Pour autant, elle n’abandonne ni la comédie musicale, ni le théâtre. En 1992, au Théâtre du Châtelet, elle incarne le rôle-titre de Hello Dolly au sein d’une troupe américaine. Plus tard, ce sera Follies (2013), Cabaret (2014) et Irma la Douce (2015). Au théâtre, elle joue dans Folle Amanda (1996), Coup de soleil (1999), Hard (2018). On la voit au cinéma (La Cage dorée en 2013) et à la télévision. En janvier 2023, elle fait sa dernière apparition publique lors de La Nuit de la déprime, de Raphaël Mezrahi, aux Folies-Bergère.

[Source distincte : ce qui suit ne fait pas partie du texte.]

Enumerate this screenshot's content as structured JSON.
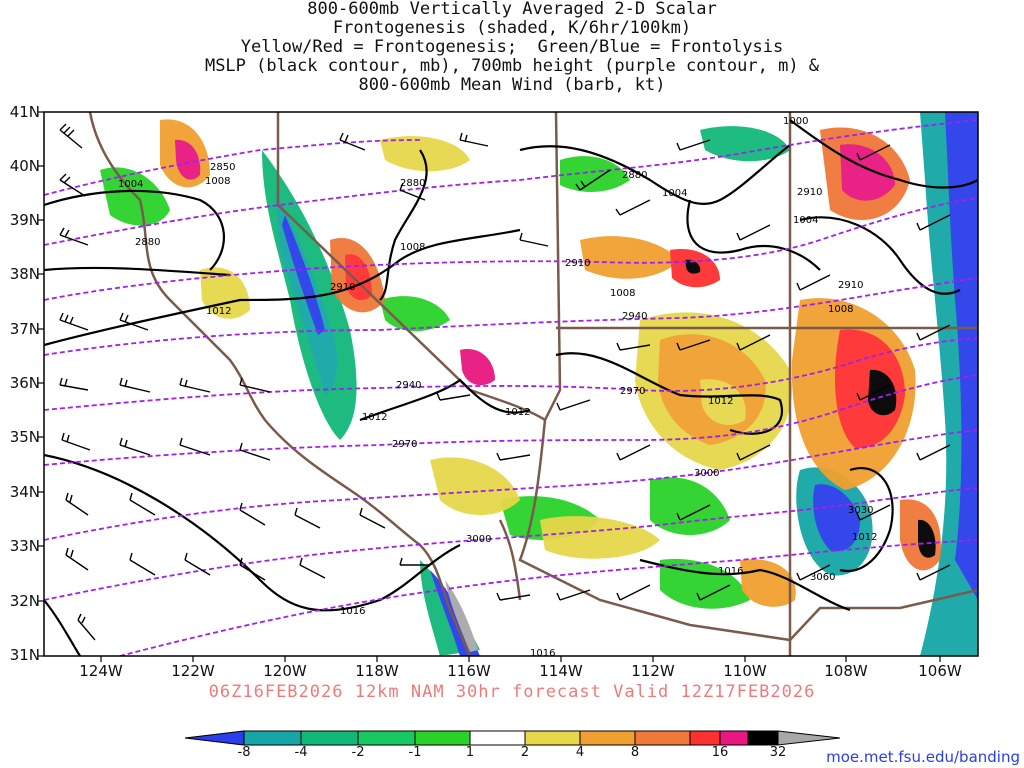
{
  "title_lines": [
    "800-600mb Vertically Averaged 2-D Scalar",
    "Frontogenesis (shaded, K/6hr/100km)",
    "Yellow/Red = Frontogenesis;  Green/Blue = Frontolysis",
    "MSLP (black contour, mb), 700mb height (purple contour, m) &",
    "800-600mb Mean Wind (barb, kt)"
  ],
  "valid_line": "06Z16FEB2026 12km NAM 30hr forecast Valid 12Z17FEB2026",
  "lat_labels": [
    "41N",
    "40N",
    "39N",
    "38N",
    "37N",
    "36N",
    "35N",
    "34N",
    "33N",
    "32N",
    "31N"
  ],
  "lon_labels": [
    "124W",
    "122W",
    "120W",
    "118W",
    "116W",
    "114W",
    "112W",
    "110W",
    "108W",
    "106W"
  ],
  "mslp_labels": [
    "1004",
    "1008",
    "1008",
    "1012",
    "1012",
    "1012",
    "1012",
    "1016",
    "1016",
    "1016",
    "1008",
    "1004",
    "1004",
    "1000",
    "1008",
    "1012"
  ],
  "height_labels": [
    "2850",
    "2880",
    "2880",
    "2880",
    "2910",
    "2910",
    "2910",
    "2910",
    "2940",
    "2940",
    "2970",
    "2970",
    "3000",
    "3000",
    "3030",
    "3060"
  ],
  "colorbar": {
    "ticks": [
      "-8",
      "-4",
      "-2",
      "-1",
      "1",
      "2",
      "4",
      "8",
      "16",
      "32"
    ],
    "colors": [
      "#2a3eea",
      "#16a6a6",
      "#12b87a",
      "#18c860",
      "#2ad22a",
      "#ffffff",
      "#e6d84a",
      "#f0a030",
      "#f07838",
      "#ff3030",
      "#e81880",
      "#000000",
      "#a8a8a8"
    ]
  },
  "credit": "moe.met.fsu.edu/banding"
}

Évoquant ses soixante ans de carrière, Nicole Croisille a publié en 2006 une autobiographie écrite avec Thierry Lecamp. Elle l’intitule alors Je n’ai pas vu passer le temps.
« Interprète rare, femme de scène inoubliable, Nicole Croisille a marqué la chanson française d’une intensité singulière et laissera une empreinte lumineuse dans notre patrimoine musical. » Patrick Sigwalt, président du Conseil d'administration de la Sacem.
« Nicole Croisille, femme majuscule, interprète magnifique, a promené, tout au long d’une carrière majeure et magique, la sœur jumelle et naturelle du talent, l’humilité. Sa sensibilité à fleur d’âme nous accompagnera longtemps. » Claude Lemesle, auteur, président d'honneur du conseil d'administration de la Sacem.